L’institution a-t-elle exercé raisonnablement son pouvoir discrétionnaire quant à sa décision de communiquer ou non l’information?
[25] Étant donné que BAC était d’avis que les renseignements satisfaisaient aux critères du paragraphe 15(1), elle devait exercer raisonnablement son pouvoir discrétionnaire pour décider de communiquer ou non les renseignements. Pour ce faire, BAC devait prendre en considération tous les facteurs pertinents pour et contre la communication.
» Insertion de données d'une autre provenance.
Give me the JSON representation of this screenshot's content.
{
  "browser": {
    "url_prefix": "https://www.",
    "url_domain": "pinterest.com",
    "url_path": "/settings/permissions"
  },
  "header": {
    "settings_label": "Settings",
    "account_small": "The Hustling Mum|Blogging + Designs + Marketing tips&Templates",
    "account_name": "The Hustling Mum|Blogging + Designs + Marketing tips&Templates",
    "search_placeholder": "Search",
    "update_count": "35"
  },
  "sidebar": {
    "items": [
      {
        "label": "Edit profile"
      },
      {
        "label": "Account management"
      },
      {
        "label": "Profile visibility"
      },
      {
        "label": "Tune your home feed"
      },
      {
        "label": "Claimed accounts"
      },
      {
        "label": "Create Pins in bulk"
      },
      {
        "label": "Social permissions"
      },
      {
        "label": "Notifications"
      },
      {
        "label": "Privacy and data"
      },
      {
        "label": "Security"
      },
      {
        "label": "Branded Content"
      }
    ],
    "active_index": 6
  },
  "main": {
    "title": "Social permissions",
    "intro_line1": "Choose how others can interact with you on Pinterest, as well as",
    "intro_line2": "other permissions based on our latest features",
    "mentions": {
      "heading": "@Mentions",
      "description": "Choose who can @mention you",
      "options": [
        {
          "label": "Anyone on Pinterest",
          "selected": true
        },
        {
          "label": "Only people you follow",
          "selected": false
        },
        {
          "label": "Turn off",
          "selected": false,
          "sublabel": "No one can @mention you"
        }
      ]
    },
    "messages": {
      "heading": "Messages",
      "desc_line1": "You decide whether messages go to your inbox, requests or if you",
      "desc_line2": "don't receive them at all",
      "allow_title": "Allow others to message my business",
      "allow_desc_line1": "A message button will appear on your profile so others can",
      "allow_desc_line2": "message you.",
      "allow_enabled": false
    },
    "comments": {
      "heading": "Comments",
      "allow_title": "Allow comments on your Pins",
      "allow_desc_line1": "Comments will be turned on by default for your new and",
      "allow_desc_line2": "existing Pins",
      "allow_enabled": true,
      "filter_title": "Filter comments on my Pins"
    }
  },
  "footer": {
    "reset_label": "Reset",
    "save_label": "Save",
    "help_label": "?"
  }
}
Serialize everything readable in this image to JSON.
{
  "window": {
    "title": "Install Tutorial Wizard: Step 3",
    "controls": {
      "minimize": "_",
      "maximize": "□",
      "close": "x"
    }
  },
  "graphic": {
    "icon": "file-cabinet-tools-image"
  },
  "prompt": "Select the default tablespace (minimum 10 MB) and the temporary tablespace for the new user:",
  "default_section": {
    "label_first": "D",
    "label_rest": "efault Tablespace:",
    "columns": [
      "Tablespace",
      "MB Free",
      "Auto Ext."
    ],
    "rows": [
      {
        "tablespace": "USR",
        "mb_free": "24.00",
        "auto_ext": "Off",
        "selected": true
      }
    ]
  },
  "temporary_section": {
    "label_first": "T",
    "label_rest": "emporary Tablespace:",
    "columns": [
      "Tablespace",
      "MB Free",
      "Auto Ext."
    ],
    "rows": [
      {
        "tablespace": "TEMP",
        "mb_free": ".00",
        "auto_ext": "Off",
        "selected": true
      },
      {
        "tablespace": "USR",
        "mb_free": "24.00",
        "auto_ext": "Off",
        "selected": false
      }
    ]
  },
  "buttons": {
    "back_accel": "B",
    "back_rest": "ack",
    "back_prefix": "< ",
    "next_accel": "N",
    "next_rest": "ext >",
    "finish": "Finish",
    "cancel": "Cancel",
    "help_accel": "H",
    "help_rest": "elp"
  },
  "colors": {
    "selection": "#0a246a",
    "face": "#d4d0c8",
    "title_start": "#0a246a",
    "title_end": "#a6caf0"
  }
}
[26] Comme mentionné ci-dessus, BAC a entrepris plusieurs consultations auprès d’autres ministères et d’un gouvernement étranger afin de déterminer quels renseignements devaient demeurer caviardés en vertu de la Loi. Selon BAC, ces consultations étaient nécessaires pour exercer correctement et pleinement son pouvoir discrétionnaire à l’égard des exceptions restantes. Après un examen minutieux des renseignements, BAC a conclu que leur divulgation causerait un préjudice considérable aux relations actuelles avec ce pays étranger, car le Canada avait accepté par le passé, et a de nouveau accepté dans le cadre cette consultation, de protéger ces renseignements.
[27] Durant l’enquête, le Commissariat a demandé à BAC si elle avait pris en considération le « Document d’orientation sur la divulgation de documents historiques ». Dans ses observations, BAC a indiqué que son examen et son analyse ont été menés dans le même esprit que le document d’orientation, en tenant compte de l’âge et de l’importance de ces documents, dans le but d’en communiquer le plus possible. Ce faisant, BAC a pris en considération l’avis de ses archivistes, des analystes de l’accès à l’information, des experts en la matière dans d’autres ministères et d’un gouvernement étranger, avant de décider d’exercer son pouvoir discrétionnaire et de continuer à protéger certains des renseignements se trouvant dans le rapport.
[28] Selon les observations fournies, le Commissariat est d’avis que BAC a pris en considération tous les facteurs pertinents lorsqu’il a décidé de ne pas divulguer les autres renseignements non communiqués.
[29] Par conséquent, le Commissariat conclut que l’exercice du pouvoir discrétionnaire par BAC était raisonnable.
Résultat
[30] La plainte est fondée parce que :
- BAC a erronément refusé de communiquer des renseignements lorsqu’elle a initialement répondu à la demande.
Révision devant la Cour fédérale
Lorsqu’une allégation dans une plainte s’inscrit dans le cadre de l’alinéa 30(1)a), b), c), d), d.1) ou e) de la Loi, la partie plaignante a le droit d’exercer un recours en révision devant la Cour fédérale. La partie plaignante doit exercer ce recours en révision dans un délai de 35 jours ouvrables après la date du compte rendu et doit signifier une copie du recours en révision aux parties intéressées, conformément à l’article 43.